A federal court has ordered Jafia LLC and its owner, Sam Ikkurty, to pay nearly $84 million to cryptocurrency investors after ruling that the company was operating a Ponzi scheme.

The ruling, issued by Judge Mary Rowland in the U.S. District Court for the Northern District of Illinois, follows a lawsuit filed by the Commodity Futures Trading Commission (CFTC) in 2022 after the fund collapsed.

Judge Rowland found that Ikkurty, based in Portland, Oregon, did numerous false claims on his company’s hedge funds.

These included misleading statements about his trading experience and the promise of high and stable profits. Instead, Ikkurty used funds from new investors to pay off previous investors, a hallmark of a Ponzi scheme.

The Ponzi Scheme

The court found that Ikkurty misappropriated investment funds for personal use without the knowledge of the investors. These funds were used for personal use and were reported as Fraudulent Investmentscausing significant financial losses to customers.

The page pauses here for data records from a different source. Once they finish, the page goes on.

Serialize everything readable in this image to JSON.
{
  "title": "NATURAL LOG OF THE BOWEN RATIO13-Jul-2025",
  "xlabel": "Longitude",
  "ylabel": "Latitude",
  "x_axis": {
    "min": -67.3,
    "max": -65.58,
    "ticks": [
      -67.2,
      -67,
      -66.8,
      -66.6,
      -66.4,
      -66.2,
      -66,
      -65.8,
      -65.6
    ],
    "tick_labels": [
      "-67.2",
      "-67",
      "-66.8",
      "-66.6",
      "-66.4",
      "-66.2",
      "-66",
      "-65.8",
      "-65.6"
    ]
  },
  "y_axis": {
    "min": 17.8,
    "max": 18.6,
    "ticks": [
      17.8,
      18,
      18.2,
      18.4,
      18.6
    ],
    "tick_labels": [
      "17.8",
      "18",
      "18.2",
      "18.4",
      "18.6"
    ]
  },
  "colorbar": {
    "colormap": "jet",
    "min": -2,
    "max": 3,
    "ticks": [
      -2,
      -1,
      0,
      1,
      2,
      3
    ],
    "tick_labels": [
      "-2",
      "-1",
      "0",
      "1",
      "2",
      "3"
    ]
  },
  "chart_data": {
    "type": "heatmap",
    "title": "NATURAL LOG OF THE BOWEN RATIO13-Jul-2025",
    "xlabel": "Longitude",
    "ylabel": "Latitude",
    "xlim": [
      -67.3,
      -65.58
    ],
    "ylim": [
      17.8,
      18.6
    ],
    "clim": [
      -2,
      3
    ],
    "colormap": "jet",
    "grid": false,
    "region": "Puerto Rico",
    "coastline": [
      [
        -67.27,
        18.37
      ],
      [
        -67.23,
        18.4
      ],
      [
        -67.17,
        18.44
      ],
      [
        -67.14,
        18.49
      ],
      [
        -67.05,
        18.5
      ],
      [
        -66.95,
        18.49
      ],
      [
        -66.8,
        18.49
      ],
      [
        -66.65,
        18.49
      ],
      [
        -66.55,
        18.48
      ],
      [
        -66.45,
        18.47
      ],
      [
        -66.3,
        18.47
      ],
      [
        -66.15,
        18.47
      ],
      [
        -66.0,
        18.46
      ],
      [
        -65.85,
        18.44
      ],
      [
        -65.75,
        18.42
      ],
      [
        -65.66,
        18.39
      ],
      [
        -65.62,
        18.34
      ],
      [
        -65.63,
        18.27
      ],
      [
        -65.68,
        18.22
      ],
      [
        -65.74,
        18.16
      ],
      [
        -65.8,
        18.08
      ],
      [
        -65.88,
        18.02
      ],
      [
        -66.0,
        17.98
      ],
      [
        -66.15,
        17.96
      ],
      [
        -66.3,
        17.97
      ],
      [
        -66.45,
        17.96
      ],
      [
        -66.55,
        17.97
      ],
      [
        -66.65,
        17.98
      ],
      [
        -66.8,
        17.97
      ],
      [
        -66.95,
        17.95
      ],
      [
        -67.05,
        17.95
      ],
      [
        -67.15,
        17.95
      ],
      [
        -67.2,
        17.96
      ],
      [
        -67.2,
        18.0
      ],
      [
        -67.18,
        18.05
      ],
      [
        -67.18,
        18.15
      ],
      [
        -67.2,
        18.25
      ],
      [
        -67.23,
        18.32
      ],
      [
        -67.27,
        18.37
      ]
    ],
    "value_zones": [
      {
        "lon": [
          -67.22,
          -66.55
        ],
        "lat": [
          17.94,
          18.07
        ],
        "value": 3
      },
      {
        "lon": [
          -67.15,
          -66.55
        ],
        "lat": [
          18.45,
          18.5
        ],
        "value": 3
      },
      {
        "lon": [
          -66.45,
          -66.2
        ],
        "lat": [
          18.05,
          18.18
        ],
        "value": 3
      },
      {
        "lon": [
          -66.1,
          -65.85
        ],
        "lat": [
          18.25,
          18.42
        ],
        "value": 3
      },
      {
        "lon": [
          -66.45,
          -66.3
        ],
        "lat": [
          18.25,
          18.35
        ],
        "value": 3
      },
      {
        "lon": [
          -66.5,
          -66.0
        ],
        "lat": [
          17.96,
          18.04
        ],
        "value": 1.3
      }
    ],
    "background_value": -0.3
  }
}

This non-transparent operation violated Transparency Commission regulations, which led to the imposition of a hefty fine to compensate defrauded investors and restore some public confidence in the financial system.

Judge Rowland emphasized that fraudulent activity such as this violates the law and undermines the integrity of modern financial markets. The $84 million award seeks to address the financial harm inflicted on investors and reinforce the importance of legal compliance in cryptocurrency trading.